Sen. Toby Fitch, D-Wilson, knows how to drive a tough bargain. He is a retired North Carolina Superior Court judge, serving from 2002 to 2018. Before that, Fitch served in the North Carolina House of Representatives from 1985 to 2001. He was originally appointed to the bench by Gov. Mike Easley as part of a grand political bargain. Easley and legislative Democrats were determined to raise taxes early in Easley’s terms. Easley and business progressive in the N.C. Senate favored a large increase in the sales tax. Fitch was a key member of the  N.C. House “Gang of 8″ that included Martin Nesbitt, Bob Hensley and others who wanted income tax increases with a smaller sales tax increase. The “Gang of 8” won out and that combination of higher sales and income taxes lasted a decade until the GOP legislature repealed them in 2011. 

Fitch also initially opposed parts of the Democrats 2001 redistricting plans because of a reduction of minority influence. Speaker Jim Black worked with Gov. Easley to get Fitch out of the legislature by getting him appointed to the bench. Fitch won all the way around.  

This year Fitch joined Blue and most senate Democrats in opposing the GOP budget in the senate.  

“Democrats in the legislature also are having a difficult time getting a message to break through, because their message is the same as Governor Cooper, and the governor has already articulated that message,” said Crone. 

Currently Republicans have a 69-51 majority in the State House. Of those, 51 Democrat members only 10 (19.61%) ever served in a Democrat Majority. 

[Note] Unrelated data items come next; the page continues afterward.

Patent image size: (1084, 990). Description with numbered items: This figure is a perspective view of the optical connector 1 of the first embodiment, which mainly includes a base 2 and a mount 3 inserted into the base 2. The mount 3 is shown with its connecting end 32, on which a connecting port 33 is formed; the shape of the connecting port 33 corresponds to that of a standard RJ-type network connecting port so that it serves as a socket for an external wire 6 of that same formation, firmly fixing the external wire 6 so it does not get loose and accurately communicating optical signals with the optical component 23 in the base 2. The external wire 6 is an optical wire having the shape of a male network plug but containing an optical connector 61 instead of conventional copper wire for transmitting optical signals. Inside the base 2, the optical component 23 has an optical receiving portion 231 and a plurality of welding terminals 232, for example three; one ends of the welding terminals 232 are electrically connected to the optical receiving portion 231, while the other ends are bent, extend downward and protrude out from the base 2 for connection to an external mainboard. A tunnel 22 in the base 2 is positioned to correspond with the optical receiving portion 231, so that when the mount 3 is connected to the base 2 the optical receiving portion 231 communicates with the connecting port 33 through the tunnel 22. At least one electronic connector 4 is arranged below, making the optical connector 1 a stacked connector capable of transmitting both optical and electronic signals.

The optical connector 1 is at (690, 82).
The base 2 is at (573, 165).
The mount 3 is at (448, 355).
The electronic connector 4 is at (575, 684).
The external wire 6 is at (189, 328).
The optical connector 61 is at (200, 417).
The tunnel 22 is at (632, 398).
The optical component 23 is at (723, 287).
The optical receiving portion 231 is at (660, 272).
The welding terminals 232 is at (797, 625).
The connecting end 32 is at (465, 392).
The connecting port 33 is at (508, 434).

Two of those members; only served one term in a Democratic Majority, the last time in 2009-2010:  

  • Kelly Alexander (D-Mecklenburg) 
  • Rosa Gill (D-Wake) 

Five members served three terms in the Democratic Majority, taking office in 2005:  

  • Grier Martin (D-Wake) 
  • Pricey Harrison (D-Guilford)  
  • Michael Wray (D-Northampton)  
  • Garland Pierce (D-Scotland)  
  • Susan Fisher (D-Buncombe)  

Three others had long stints in the Democratic Majority 

  • Becky Carney (D-Mecklenburg) elected 2002 
  • Verla Insko (D-Orange) elected 1996 
  • Marvin Lucas, (D-Cumberland) elected 2000  

Nine of the 51 Democrat member of the State House (17.65%) crossed the aisle to vote for the GOP budget.  

Three of those nine (33%) had previously served in a Democratic Majority.  (Lucas, Pierce, Wray)  

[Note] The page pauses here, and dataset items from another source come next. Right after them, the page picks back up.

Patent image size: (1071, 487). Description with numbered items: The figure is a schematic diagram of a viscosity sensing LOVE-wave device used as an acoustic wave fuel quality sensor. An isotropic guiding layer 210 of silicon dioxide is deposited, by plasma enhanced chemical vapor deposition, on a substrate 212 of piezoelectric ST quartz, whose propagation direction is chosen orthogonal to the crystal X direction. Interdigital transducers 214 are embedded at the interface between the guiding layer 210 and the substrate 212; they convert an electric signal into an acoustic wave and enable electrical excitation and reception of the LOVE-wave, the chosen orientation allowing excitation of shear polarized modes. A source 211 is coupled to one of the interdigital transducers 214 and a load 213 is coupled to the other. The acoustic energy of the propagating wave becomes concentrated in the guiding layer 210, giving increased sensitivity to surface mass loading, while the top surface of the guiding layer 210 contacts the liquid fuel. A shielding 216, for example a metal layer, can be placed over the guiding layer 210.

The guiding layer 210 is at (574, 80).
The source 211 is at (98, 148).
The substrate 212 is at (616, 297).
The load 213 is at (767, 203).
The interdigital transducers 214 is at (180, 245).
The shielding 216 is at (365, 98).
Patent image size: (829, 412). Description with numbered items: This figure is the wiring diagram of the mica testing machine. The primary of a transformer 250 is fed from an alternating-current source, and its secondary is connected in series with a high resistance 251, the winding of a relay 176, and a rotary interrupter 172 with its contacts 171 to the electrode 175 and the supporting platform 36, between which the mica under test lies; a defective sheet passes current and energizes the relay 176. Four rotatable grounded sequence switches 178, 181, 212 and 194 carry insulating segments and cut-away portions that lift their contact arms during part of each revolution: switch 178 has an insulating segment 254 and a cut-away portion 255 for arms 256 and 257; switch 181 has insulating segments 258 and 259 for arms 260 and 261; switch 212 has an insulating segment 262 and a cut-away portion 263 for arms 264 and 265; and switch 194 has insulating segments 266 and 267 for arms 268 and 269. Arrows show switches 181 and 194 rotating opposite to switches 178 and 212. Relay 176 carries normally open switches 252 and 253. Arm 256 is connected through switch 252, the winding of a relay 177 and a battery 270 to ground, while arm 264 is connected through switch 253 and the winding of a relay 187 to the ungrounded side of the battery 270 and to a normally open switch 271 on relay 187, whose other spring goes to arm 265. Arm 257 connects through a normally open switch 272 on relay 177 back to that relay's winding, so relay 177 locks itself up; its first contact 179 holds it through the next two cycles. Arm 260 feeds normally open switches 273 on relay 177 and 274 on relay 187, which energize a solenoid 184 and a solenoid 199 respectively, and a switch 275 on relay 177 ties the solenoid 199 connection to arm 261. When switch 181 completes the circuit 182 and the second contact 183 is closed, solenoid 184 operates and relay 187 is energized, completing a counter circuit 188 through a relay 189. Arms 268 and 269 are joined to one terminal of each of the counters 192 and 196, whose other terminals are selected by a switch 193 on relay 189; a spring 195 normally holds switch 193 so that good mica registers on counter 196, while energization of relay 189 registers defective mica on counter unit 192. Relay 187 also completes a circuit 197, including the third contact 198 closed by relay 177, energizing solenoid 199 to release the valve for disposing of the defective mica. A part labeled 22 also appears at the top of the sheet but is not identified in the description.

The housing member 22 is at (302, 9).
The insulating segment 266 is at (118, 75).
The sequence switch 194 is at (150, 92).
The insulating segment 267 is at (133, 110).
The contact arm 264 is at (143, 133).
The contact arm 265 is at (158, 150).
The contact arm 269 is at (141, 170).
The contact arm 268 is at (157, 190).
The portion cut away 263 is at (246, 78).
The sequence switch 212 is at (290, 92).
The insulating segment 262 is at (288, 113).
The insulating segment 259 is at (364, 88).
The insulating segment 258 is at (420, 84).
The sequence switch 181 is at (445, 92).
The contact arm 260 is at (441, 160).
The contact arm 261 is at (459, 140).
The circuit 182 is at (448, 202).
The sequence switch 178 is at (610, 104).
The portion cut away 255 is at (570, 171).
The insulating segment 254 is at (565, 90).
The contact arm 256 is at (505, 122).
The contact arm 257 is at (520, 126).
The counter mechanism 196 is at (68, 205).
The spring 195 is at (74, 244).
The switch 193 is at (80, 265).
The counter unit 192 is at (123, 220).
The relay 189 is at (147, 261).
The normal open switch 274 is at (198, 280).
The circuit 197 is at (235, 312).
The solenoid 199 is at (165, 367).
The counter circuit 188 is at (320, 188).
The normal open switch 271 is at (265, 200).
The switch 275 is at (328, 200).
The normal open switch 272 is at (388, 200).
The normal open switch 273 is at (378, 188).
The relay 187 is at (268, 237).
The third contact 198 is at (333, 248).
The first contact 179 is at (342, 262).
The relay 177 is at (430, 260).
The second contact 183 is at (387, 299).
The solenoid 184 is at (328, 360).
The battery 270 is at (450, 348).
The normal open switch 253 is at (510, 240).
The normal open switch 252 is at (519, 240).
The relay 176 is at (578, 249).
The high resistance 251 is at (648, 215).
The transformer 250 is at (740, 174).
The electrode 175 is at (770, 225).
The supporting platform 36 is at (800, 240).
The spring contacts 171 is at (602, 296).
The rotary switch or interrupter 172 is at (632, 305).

Former State Representative Leo Daughtry of Johnston County has unique experience in this area.  

Daughtry served in the State Senate and State House in the Republican minority. He became House Majority leader in 1995. After Republicans lost control of the House in the 1998 elections, he became Minority Leader. 

“I was a better legislator when I went into the minority for the second time after having served in the Majority, said Daughtry in an interview with CJ. “You learn the art of governing, the art of making deals, working through tough choices. It is different than just throwing hand grenades. I was also able to accomplish some important things working with Democrats, by opposing them, when necessary, but working with them when possible. 

Democrats should not worry about a losing a primary because they worked with Republicans to pass a budget, said Crone. “The result is overall higher spending plus securing funding for favored projects in their districts.” 

Further, the bottom-line choice is the same for every legislative Democrat. Blocking a GOP budget from taking place will result in well over a billion dollars less in spending while blocking state employees of raises and considerable investments in infrastructure, education, and transportation. 

Working with the GOP on the budget would also mean excepting large tax cuts, expansion of school choice and other GOP priorities most Democrats oppose.  

It’s a tough choice, and the time for choosing is upon us.  

Yet one can’t help but wonder if that choice would be easier for Democrats if more of them had experience in running government and making those tough choices, that legislators serving in the majority make on a routine basis.